A STORAGE SYSTEM
John Betts
The storage and inventory of materials is something all tyers do sooner or later. It can range from everything that's just stuffed into a box (Lee Wulff) to systems championed by extremists who will remain nameless, but whose habits, and names, are well known by many. If storage could be handled with an eye toward inventory, a number of issues could be resolved.
No one questions the value of the ziplock polyethylene bag until they insert or remove materials "against the grain". Our concern for damage may be more than justified in some cases.
Some of what we use lives in the natural, and real, world. It spends every day of its life in the out-of-doors dwelling in smelly damp burrows and holes or encrusted nests lodged in rotting weeds or spiny bushes like briars and cactus.
It forages in terrible places for barely enough lousy food and at times is preyed upon. It travels great distances in all kinds of weather without the benefit of Gore-tex, polaroid sunglasses, a compass or sunblock. It is finally shot and free falls a good number of yards into slush-filled salt water or CRASH! onto ground frozen rock hard.
Our plumage ends up in the strong jaws and sharp teeth of some eager beaver flapdoodle-brained retriever salivating with excitement. The hunter upon receipt throws the sodden carcass into the corner of a muddy blind. At day's end what we're going to buy is jammed into a filthy game pocket along with half eaten sandwiches containing mayonnaise, pepperoni (soaked in Mazola and vinegar), raspberry jam and peanut butter. Our bird is then hung near the ceiling, above the dog's reach in a poorly ventilated garage that traps the warm, and rising, exhaust fumes.
Two weeks later the bird is plucked by the guy's kids "so they can learn how". By now the skin is sufficiently dilapidated to make this an inexperienced hands-and-both-feet operation. Now free from their original owner some can be given to a shop owner who packages them. He doesn't know that we need rights and lefts, and not just lefts - the rights were obliterated way back on that day in December. We rush to purchase them anyway knowing from experience that the missing half will be supplied by the guy on the other side of the river. Despite everything we know, we are delighted with our Premium Bronze Mallard at 50 cents or more per feather.
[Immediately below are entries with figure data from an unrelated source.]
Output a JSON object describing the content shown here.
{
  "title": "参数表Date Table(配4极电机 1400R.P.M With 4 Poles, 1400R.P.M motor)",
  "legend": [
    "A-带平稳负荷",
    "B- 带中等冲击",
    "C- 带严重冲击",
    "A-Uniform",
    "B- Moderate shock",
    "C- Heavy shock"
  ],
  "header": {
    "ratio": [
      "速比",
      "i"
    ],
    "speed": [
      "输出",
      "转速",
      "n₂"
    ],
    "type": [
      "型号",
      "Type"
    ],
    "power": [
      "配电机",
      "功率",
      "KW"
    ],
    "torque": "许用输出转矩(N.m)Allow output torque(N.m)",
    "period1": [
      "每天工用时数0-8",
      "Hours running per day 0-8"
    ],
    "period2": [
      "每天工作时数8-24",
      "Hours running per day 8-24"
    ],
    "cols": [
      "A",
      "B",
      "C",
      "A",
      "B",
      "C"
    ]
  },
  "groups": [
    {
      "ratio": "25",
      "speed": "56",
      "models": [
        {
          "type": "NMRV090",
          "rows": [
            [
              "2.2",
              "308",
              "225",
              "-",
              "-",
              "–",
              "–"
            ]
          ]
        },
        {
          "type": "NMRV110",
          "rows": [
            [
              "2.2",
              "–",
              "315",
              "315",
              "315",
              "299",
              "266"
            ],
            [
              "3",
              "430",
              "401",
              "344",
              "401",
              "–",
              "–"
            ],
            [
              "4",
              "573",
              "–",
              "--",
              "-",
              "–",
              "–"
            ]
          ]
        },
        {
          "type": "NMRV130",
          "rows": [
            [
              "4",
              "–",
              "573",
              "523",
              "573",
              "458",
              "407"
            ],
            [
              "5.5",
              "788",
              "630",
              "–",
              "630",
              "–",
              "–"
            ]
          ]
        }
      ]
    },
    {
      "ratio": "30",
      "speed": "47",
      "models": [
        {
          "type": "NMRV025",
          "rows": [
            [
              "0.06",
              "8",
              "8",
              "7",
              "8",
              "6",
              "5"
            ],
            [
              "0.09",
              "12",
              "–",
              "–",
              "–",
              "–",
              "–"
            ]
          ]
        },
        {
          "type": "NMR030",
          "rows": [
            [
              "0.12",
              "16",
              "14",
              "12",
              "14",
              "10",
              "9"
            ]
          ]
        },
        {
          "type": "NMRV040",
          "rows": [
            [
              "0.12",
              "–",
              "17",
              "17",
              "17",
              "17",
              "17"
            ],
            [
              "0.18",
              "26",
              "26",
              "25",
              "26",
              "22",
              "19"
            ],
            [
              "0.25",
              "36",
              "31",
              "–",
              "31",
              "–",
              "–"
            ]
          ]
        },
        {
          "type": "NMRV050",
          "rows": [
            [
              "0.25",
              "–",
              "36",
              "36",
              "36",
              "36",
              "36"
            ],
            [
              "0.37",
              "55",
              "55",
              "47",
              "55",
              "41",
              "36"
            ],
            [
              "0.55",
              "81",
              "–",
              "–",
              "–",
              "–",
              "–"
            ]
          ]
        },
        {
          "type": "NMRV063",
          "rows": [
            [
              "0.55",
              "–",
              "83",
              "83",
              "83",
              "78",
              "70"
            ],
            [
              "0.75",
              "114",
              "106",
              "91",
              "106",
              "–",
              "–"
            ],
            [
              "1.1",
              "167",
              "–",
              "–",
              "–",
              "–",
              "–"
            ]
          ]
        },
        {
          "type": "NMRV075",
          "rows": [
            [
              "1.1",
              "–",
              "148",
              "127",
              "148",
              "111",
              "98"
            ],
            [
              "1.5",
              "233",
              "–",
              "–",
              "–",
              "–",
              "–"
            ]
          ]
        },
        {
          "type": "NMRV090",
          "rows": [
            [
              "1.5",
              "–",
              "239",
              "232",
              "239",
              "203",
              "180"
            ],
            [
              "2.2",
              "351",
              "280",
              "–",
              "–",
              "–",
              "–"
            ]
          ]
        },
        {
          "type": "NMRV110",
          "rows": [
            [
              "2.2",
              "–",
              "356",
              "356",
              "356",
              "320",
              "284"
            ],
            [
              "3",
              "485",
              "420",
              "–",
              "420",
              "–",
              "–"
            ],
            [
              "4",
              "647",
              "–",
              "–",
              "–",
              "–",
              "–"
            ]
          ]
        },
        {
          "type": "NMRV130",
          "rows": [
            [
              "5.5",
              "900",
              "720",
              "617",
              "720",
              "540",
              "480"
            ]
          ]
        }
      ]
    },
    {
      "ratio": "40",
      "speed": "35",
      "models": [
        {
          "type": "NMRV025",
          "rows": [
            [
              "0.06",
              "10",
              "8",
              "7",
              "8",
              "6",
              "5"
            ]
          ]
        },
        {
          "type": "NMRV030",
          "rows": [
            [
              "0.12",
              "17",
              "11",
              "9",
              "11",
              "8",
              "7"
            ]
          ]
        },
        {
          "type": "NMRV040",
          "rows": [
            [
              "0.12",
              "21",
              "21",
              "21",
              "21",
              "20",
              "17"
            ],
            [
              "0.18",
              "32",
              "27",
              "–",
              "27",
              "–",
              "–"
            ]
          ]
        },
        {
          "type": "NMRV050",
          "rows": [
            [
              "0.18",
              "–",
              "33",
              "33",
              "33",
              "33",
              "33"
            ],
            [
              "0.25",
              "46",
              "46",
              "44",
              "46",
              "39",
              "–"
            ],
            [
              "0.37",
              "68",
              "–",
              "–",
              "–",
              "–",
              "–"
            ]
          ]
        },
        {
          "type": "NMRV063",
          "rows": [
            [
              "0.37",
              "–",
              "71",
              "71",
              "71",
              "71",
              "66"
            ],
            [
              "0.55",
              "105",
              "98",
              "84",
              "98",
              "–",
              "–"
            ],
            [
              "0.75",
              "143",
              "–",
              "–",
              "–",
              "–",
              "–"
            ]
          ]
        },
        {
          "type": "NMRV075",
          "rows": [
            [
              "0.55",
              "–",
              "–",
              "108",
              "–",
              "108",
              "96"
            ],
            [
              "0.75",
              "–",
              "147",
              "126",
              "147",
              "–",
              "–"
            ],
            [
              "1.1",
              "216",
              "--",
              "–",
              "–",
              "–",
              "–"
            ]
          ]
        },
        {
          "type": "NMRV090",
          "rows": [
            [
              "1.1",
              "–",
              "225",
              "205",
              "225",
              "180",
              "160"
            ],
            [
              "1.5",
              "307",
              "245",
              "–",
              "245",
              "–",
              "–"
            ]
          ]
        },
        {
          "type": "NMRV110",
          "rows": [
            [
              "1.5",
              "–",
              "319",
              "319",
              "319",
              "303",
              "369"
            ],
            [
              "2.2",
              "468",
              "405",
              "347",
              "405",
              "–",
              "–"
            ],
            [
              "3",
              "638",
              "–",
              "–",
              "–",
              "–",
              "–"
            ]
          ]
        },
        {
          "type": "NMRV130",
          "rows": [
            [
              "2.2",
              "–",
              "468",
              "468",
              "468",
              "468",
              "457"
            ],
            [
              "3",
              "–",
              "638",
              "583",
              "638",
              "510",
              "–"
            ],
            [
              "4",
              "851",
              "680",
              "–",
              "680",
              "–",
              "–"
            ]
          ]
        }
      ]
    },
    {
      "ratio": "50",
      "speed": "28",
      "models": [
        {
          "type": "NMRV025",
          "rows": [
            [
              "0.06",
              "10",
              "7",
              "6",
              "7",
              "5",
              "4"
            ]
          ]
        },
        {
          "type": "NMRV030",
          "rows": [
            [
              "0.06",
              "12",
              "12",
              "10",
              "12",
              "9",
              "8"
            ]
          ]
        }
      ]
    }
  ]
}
There isn't much I can do about anything up to and including the purchase. However, from that point I can eliminate the problem of pawing through stacks of slippery bags and sooner or later saying "I forgot I already had some of that". It will also stop the minor rumpling of material that comes from even the tenderest handling:
Take a ziplock bag, preferably squarish and begin to turn it inside out so that the former bottom runs just under and parallel to the zipper. Poke the corners out with a pencil and make sure that the lower part of the bag, now inside the upper part, is flat and has its sides even with the sides of the upper part.
Put two staples through the four layers of plastic close to the edge of the inner bag. They should be parallel to the edges as shown.
These keep the bag you now have from turning back right side out. They are protected from tearing by the ends of the zipper which do not permit the opening to extend all the way to the edge under normal pressure.
What we have is one bag with two compartments that is horizontally oriented.
Small pieces of material are easily removed since the opening is large and the bag is shallow. Nothing is inserted or removed "against the grain". Both operations are done from one side. Rights and lefts or rights and pieces of the same can be stored separately in the same bag. A 12" x 12" bag treated this way becomes a "pair" of 12" x 6" bags. It will hold 2 capes or a cape and saddle in half of the size they will need for separate storage.
Above the zipper are the two sides, one of which is longer than the other. The larger one will accept stick-on labels and has plenty of room for Sharpie pen lettering across its length. These bags will stand empty on their bellows bottoms without support and can therefore be "filed". This and staggered labeling means materials and their inventory can be treated like documents.
In a stroke those who live in Wyoming and California will be able to double their capacity to subdivide the organization of their materials. Marvin Nolte said that the prospect of it boggled his mind! I never dreamt that could be done!